Padahal kemerdekaan hakiki adalah pada saat manusia hanya menghamba kepada pihak yang layak dan pantas manusia menghambakan diri, pihak yang menjadi pencipta manusia sekaligus alam semesta. Dialah Allah SWT. Berkenaan tentang hal ini terdapat kisah menarik dari sahabat Nabi pada masa Khalifah Umar Ibnu Khattab. Pada saat akan pecah perang Qadisiyah, Rustum Panglima Romawi meminta Sa’ad bin Abi Waqqash mengirimkan utusan yang bisa berdialog dengannya. Kemudian Sa’ad mengirim Ruba’I bin Amir. Ruba’i menghadap Panglima Rustum, dengan tombaknya masuk hamparan permadani. Dan seketika itu pula hamparan itu koyak-koyak. Mereka bertanya, “Apakah yang mendorongmu masuk daerah kami?” beliau menjawab:
الله ابتعثنا والله جاء بنا لنخرج من شاء من عبادة العباد إلى عبادة الله ومن ضيق الدنيا إلى سعتها ومن جور الأديان إلى عدل الإسلام
“Allah SWT telah mengutus kami untuk membebaskan manusia dari memperhambakan diri kepada selain Allah, dan melepaskan belenggu duniawi menuju dunia bebas, dan dari agama yang sesat menuju keadilan Islam.”  (Tarikh ath Thabari 2/401)

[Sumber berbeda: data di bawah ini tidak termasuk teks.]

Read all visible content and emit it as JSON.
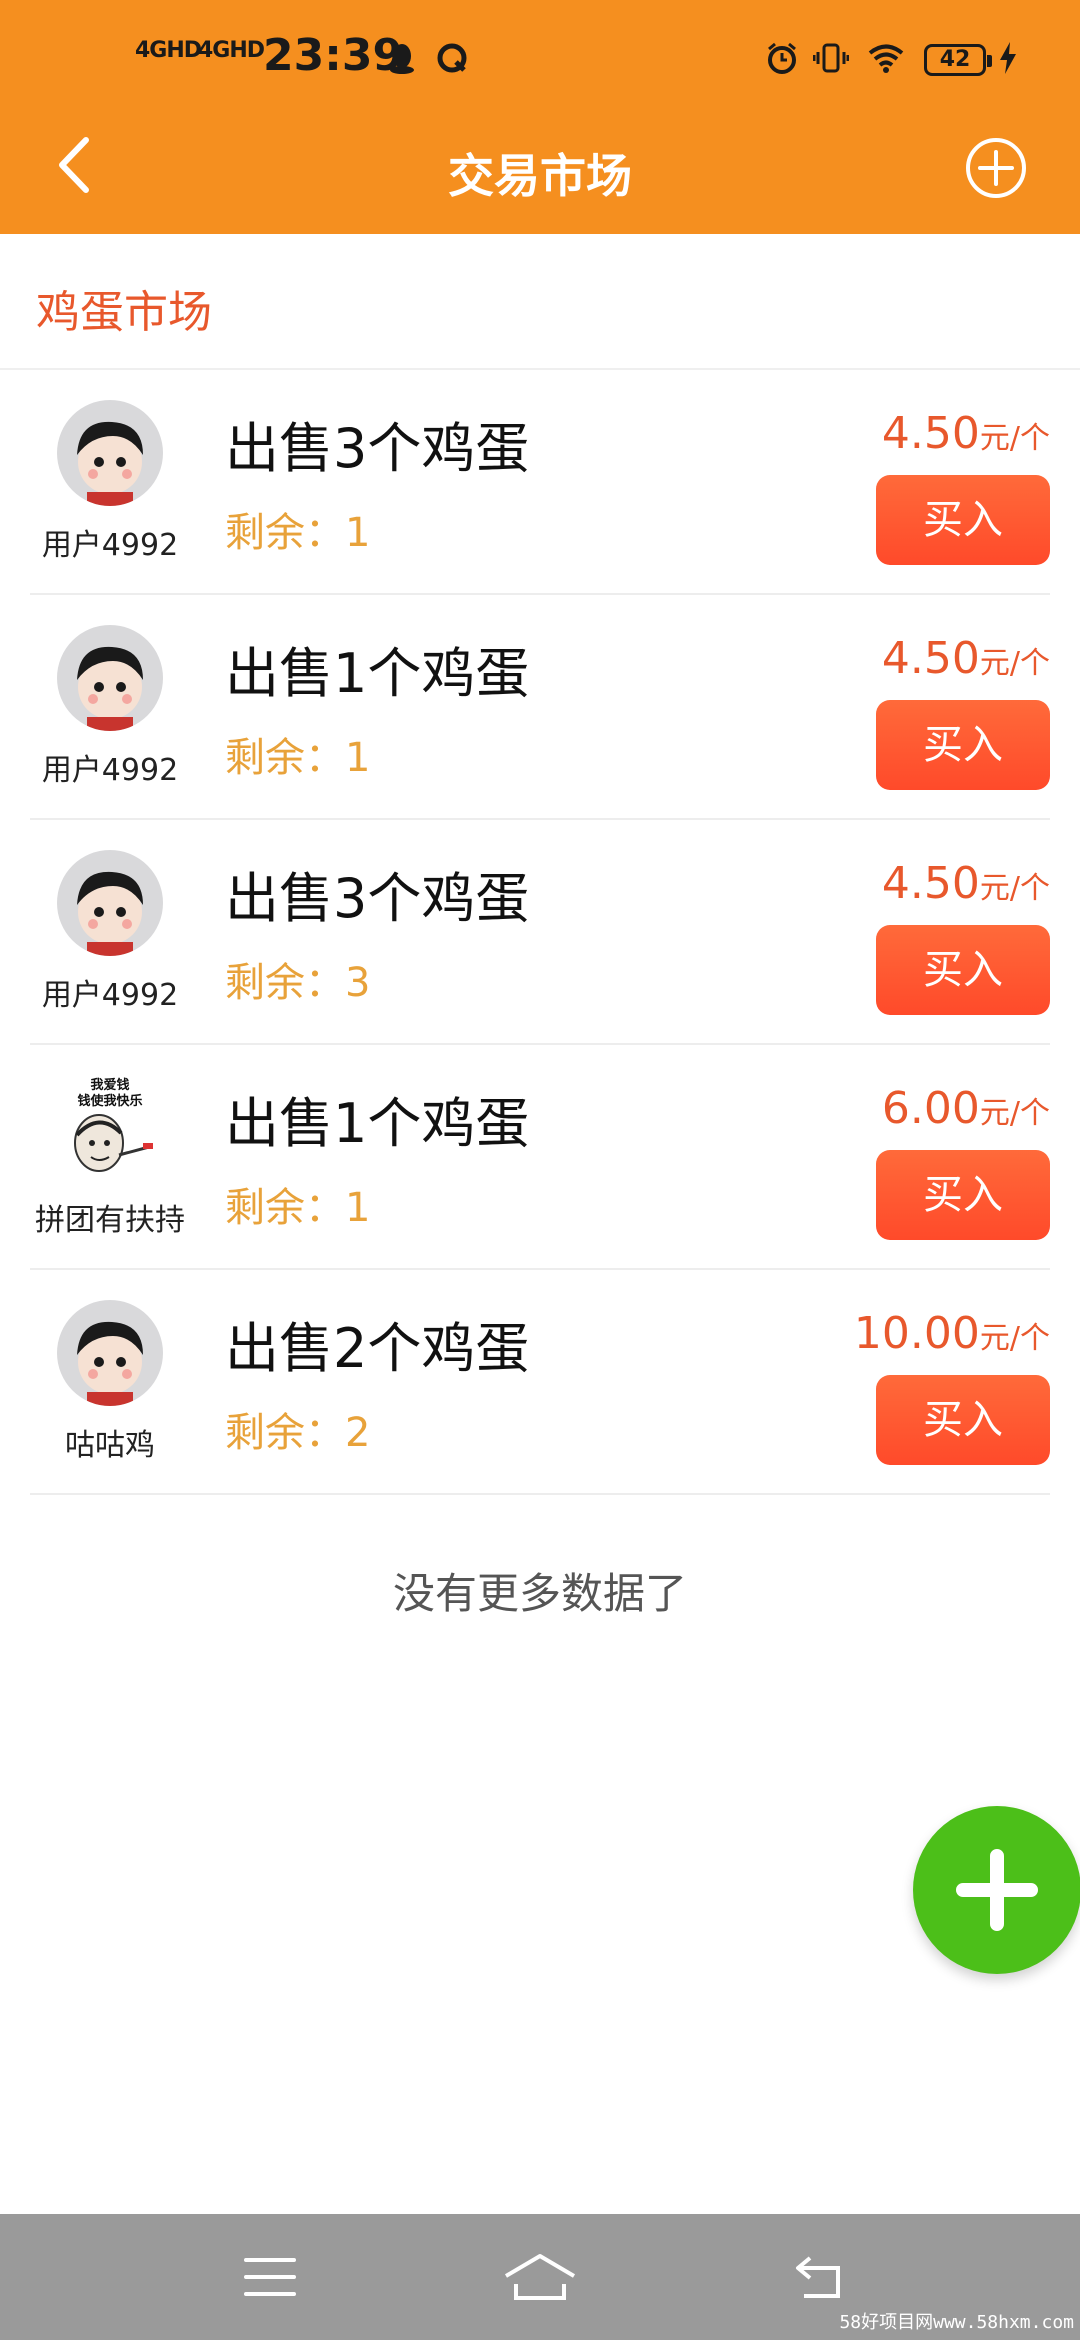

Dalam redaksi lain disebutkan:
وإخراج العباد من عبادة العباد إلى عبادة الله
Dan mengeluarkan (membebaskan) hamba dari penghambaan pada manusia pada penghambaan hanya kepada Allah (al Bidayah wan nihayah 7/39)
Pernyataan ini adalah refleksi keimanan seorang hamba kepada Allah, karena makna لا إله إلا الله adalah معبود بحق إلا الله, artinya tidak ada pihak yang pantas disembah/diibadahi kecuali Allah. Maknanya juga adalah tidak ada yang berhak menetapkan hukum kecuali Allah. Dalam konteks ini pula Allah berfirman:
اتَّخَذُوا أَحْبَارَهُمْ وَرُهْبَانَهُمْ أَرْبَابًا مِنْ دُونِ اللَّهِ
Mereka (orang Yahudi dan Nashrani) menjadikan pendeta dan rahib mereka sebagai tuhan-tuhan selain Allah (QS. At taubah: 31)
Pada saat ayat ini turun, Adi bin Abi Hatim, seorang sahabat yang baru masuk Islam protes kepada Nabi bahwa mereka orang Yahudi dan Nasrani tidak menyembah rahib dan pendeta mereka (إنهم لم يعبدوهم). Nabi kemudian bersabda:
بلى، إنهم حرموا عليهم الحلال، وأحلوا لهم الحرام، فاتبعوهم، فذلك عبادتهم إياهم"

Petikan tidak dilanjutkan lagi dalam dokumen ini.